Da cinque anni a questa parte in Europa ogni 27 gennaio si ricorda quello che è stato. Ma non sempre in un clima di silenzio e rispetto per le vittime e i sopravvissuti. C’è infatti crescente bagarre politico-culturale che precede e segue ogni tipo di commemorazione ufficiale. E soprattutto si fa sempre più evidente la tendenza a considerarlo un più generico giorno dei diritti umani universali. Infatti, nei sentimenti comuni e diffusi dell’Europa del dopoguerra, quella dei diritti umani è diventata una specie di ideologia, una parola chiave che apre le porte alle simpatie multiculturali. E così il giorno della memoria rischia di caratterizzarsi come universale, smette di essere una celebrazione silenziosa e particolare diventando pretesto propagandistico per rubare un po’ di pietà alla causa ebraica e indirizzarla altrove. Così c’è chi cerca di affiancare a questo giorno tutti i genocidi storici da quello degli armeni a quelli consumati nei gulag sovietici e chi invece vorrebbe aggiungerne altri, di moderni e attuali.

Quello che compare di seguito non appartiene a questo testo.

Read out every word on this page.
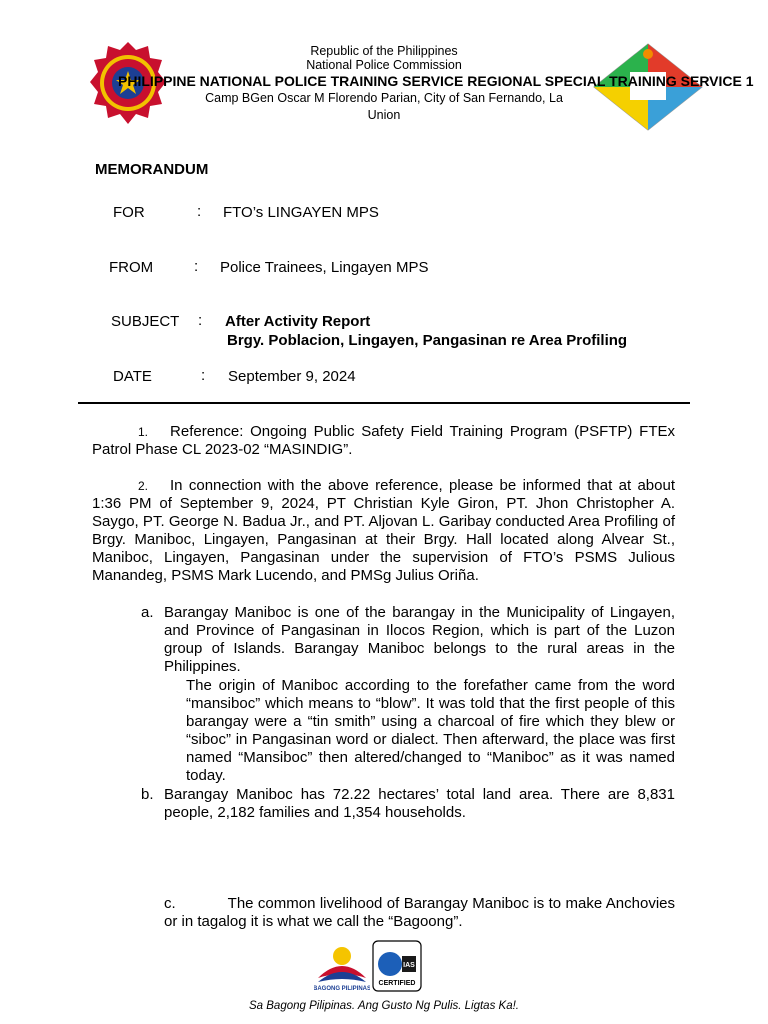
Republic of the Philippines
National Police Commission
PHILIPPINE NATIONAL POLICE TRAINING SERVICE REGIONAL SPECIAL TRAINING SERVICE 1
Camp BGen Oscar M Florendo Parian, City of San Fernando, La
Union
MEMORANDUM
FOR	: FTO’s LINGAYEN MPS
FROM	: Police Trainees, Lingayen MPS
SUBJECT : After Activity Report
Brgy. Poblacion, Lingayen, Pangasinan re Area Profiling
DATE	: September 9, 2024
1. Reference: Ongoing Public Safety Field Training Program (PSFTP) FTEx Patrol Phase CL 2023-02 “MASINDIG”.
2. In connection with the above reference, please be informed that at about 1:36 PM of September 9, 2024, PT Christian Kyle Giron, PT. Jhon Christopher A. Saygo, PT. George N. Badua Jr., and PT. Aljovan L. Garibay conducted Area Profiling of Brgy. Maniboc, Lingayen, Pangasinan at their Brgy. Hall located along Alvear St., Maniboc, Lingayen, Pangasinan under the supervision of FTO’s PSMS Julious Manandeg, PSMS Mark Lucendo, and PMSg Julius Oriña.
a. Barangay Maniboc is one of the barangay in the Municipality of Lingayen, and Province of Pangasinan in Ilocos Region, which is part of the Luzon group of Islands. Barangay Maniboc belongs to the rural areas in the Philippines.
The origin of Maniboc according to the forefather came from the word “mansiboc” which means to “blow”. It was told that the first people of this barangay were a “tin smith” using a charcoal of fire which they blew or “siboc” in Pangasinan word or dialect. Then afterward, the place was first named “Mansiboc” then altered/changed to “Maniboc” as it was named today.
b. Barangay Maniboc has 72.22 hectares’ total land area. There are 8,831 people, 2,182 families and 1,354 households.
c.	The common livelihood of Barangay Maniboc is to make Anchovies or in tagalog it is what we call the “Bagoong”.
BAGONG PILIPINAS
IAS
CERTIFIED
Sa Bagong Pilipinas. Ang Gusto Ng Pulis. Ligtas Ka!.
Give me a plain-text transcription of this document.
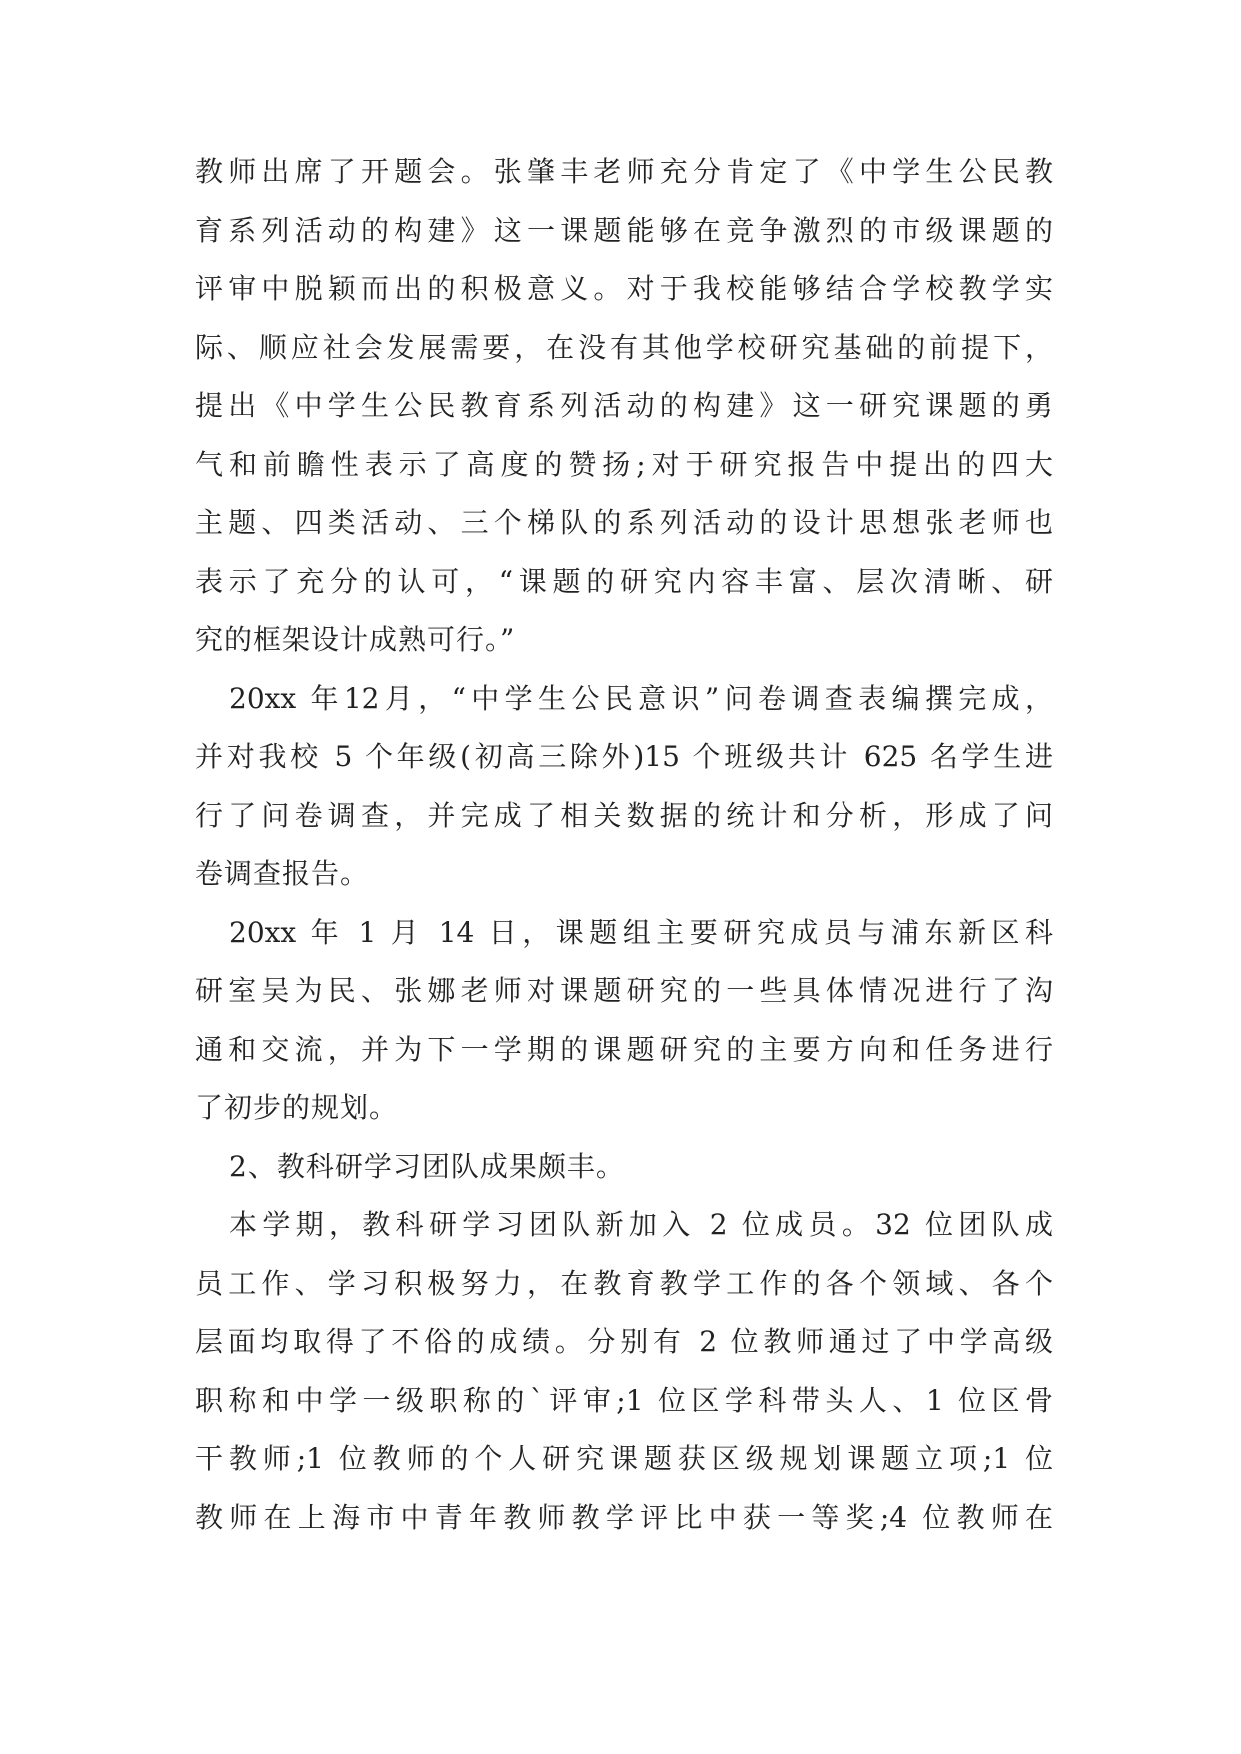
教师出席了开题会。张肇丰老师充分肯定了《中学生公民教
育系列活动的构建》这一课题能够在竞争激烈的市级课题的
评审中脱颖而出的积极意义。对于我校能够结合学校教学实
际、顺应社会发展需要，在没有其他学校研究基础的前提下，
提出《中学生公民教育系列活动的构建》这一研究课题的勇
气和前瞻性表示了高度的赞扬;对于研究报告中提出的四大
主题、四类活动、三个梯队的系列活动的设计思想张老师也
表示了充分的认可，“课题的研究内容丰富、层次清晰、研
究的框架设计成熟可行。”
20xx 年12月，“中学生公民意识”问卷调查表编撰完成，
并对我校 5 个年级(初高三除外)15 个班级共计 625 名学生进
行了问卷调查，并完成了相关数据的统计和分析，形成了问
卷调查报告。
20xx 年 1 月 14 日，课题组主要研究成员与浦东新区科
研室吴为民、张娜老师对课题研究的一些具体情况进行了沟
通和交流，并为下一学期的课题研究的主要方向和任务进行
了初步的规划。
2、教科研学习团队成果颇丰。
本学期，教科研学习团队新加入 2 位成员。32 位团队成
员工作、学习积极努力，在教育教学工作的各个领域、各个
层面均取得了不俗的成绩。分别有 2 位教师通过了中学高级
职称和中学一级职称的`评审;1 位区学科带头人、1 位区骨
干教师;1 位教师的个人研究课题获区级规划课题立项;1 位
教师在上海市中青年教师教学评比中获一等奖;4 位教师在
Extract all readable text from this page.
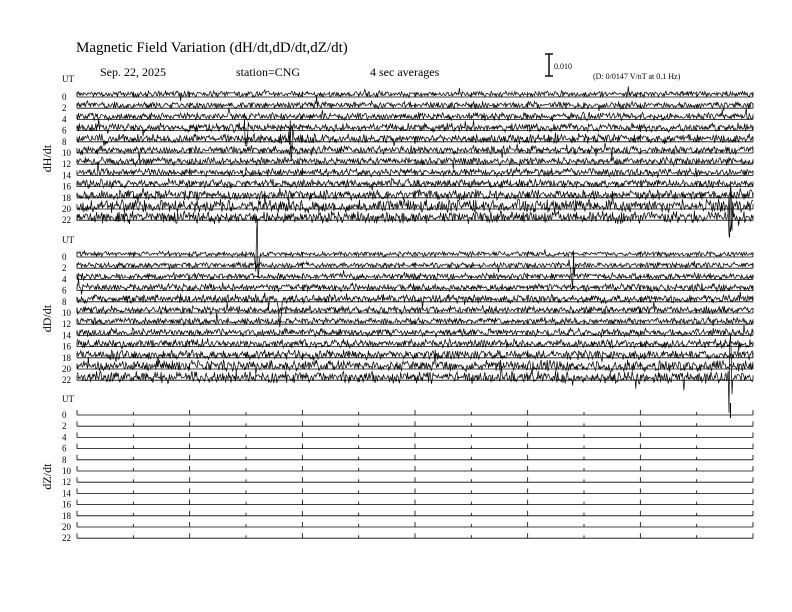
Magnetic Field Variation (dH/dt,dD/dt,dZ/dt)
Sep. 22, 2025	station=CNG	4 sec averages	0.010
(D: 0/0147 V/nT at 0.1 Hz)
UT
dH/dt
0
2
4
6
8
10
12
14
16
18
20
22
UT
dD/dt
0
2
4
6
8
10
12
14
16
18
20
22
UT
dZ/dt
0
2
4
6
8
10
12
14
16
18
20
22
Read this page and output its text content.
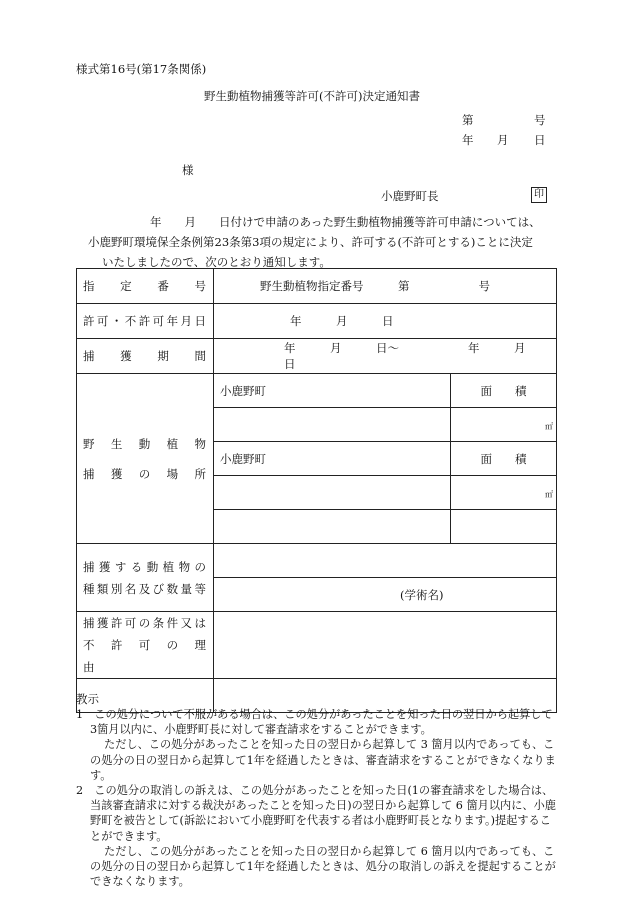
様式第16号(第17条関係)
野生動植物捕獲等許可(不許可)決定通知書
第	号
年 月 日
様
小鹿野町長	印
年　　月　　日付けで申請のあった野生動植物捕獲等許可申請については、
小鹿野町環境保全条例第23条第3項の規定により、許可する(不許可とする)ことに決定
いたしましたので、次のとおり通知します。
指　定　番　号	野生動植物指定番号　　　第　　　　　　号	
許可・不許可年月日	年　　　月　　　日	
捕　獲　期　間	年　　　月　　　日〜　　　　　　年　　　月　　　日	

野　生　動　植　物
捕　獲　の　場　所	小鹿野町	面　　積
		㎡
	小鹿野町	面　　積
		㎡

捕獲する動植物の
種類別名及び数量等		

	(学術名)	

捕獲許可の条件又は
不　許　可　の　理　由		

教示
1　この処分について不服がある場合は、この処分があったことを知った日の翌日から起算して3箇月以内に、小鹿野町長に対して審査請求をすることができます。
ただし、この処分があったことを知った日の翌日から起算して 3 箇月以内であっても、この処分の日の翌日から起算して1年を経過したときは、審査請求をすることができなくなります。
2　この処分の取消しの訴えは、この処分があったことを知った日(1の審査請求をした場合は、当該審査請求に対する裁決があったことを知った日)の翌日から起算して 6 箇月以内に、小鹿野町を被告として(訴訟において小鹿野町を代表する者は小鹿野町長となります。)提起することができます。
ただし、この処分があったことを知った日の翌日から起算して 6 箇月以内であっても、この処分の日の翌日から起算して1年を経過したときは、処分の取消しの訴えを提起することができなくなります。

Non a caso per la prima volta anche alle Nazioni Unite, istituzione regina della babele assembleare, hanno deciso di dedicarsi al ricordo. Cofi Annan ha esordito difronte all’aula semi-vuota con una frase universalista: "Perché il male trionfi basta che i buoni non muovano un dito". E tale incpit gli ha poi permesso di citare insieme al genocidio ebraico anche le diversissime, e discutibilmente assimilabili, esperienze del "Darfur, della Cambogia, della Bosnia o del Ruanda". Esperienze sulle quali il gigante buono che Annan rappresenta non ha potuto niente se non discuterne. Al punto che si potrebbero aggiungere per l’occasione le catastrofi naturali che hanno colpito intere popolazioni civili e fare del giorno della memoria anche una commemorazione dei "genocidi naturali", come quello dello Tsunami (magari inserendo anche la peste che colpì l’Europa nel XIV secolo!).
A parte l’ipocrisia, e l’ironia, tutte le tragedie umane hanno certamente il compito di mobilitare le coscienze affinché nessuna di queste possa ripetersi. Ma se non si riesce a far questo si rischia di far scadere la Shoà in un relativismo perbenistico e forzato, se non in una aperta campagna antiebraica, come hanno fatto molti musulmani occidentali, che siano quelli delle massime associazioni islamiche inglesi o quelli di casa nostra. E’ triste infatti constatare che in Italia ci siano dei cittadini di religione musulmana che parlano del giorno della memoria come "propaganda ebraica" o insistono sul "genocidio iracheno" (intendendo quello perpetrato dagli americani contro gli iracheni) o su quello palestinese (perpetrato da i nuovi nazisti ebrei israeliani contro i palestinesi) o che infine dichiarano apertamente: "Le parole (della poesia di Primo Levi) sono drammaticamente attuali. Ma se togliessimo il nome dell’autore, potremmo tranquillamente attribuirle a un detenuto di Guantanamo o a uno sfollato di Gaza". La memoria è forse un dono. O lo si possiede oppure non resta che parlarne a sproposito.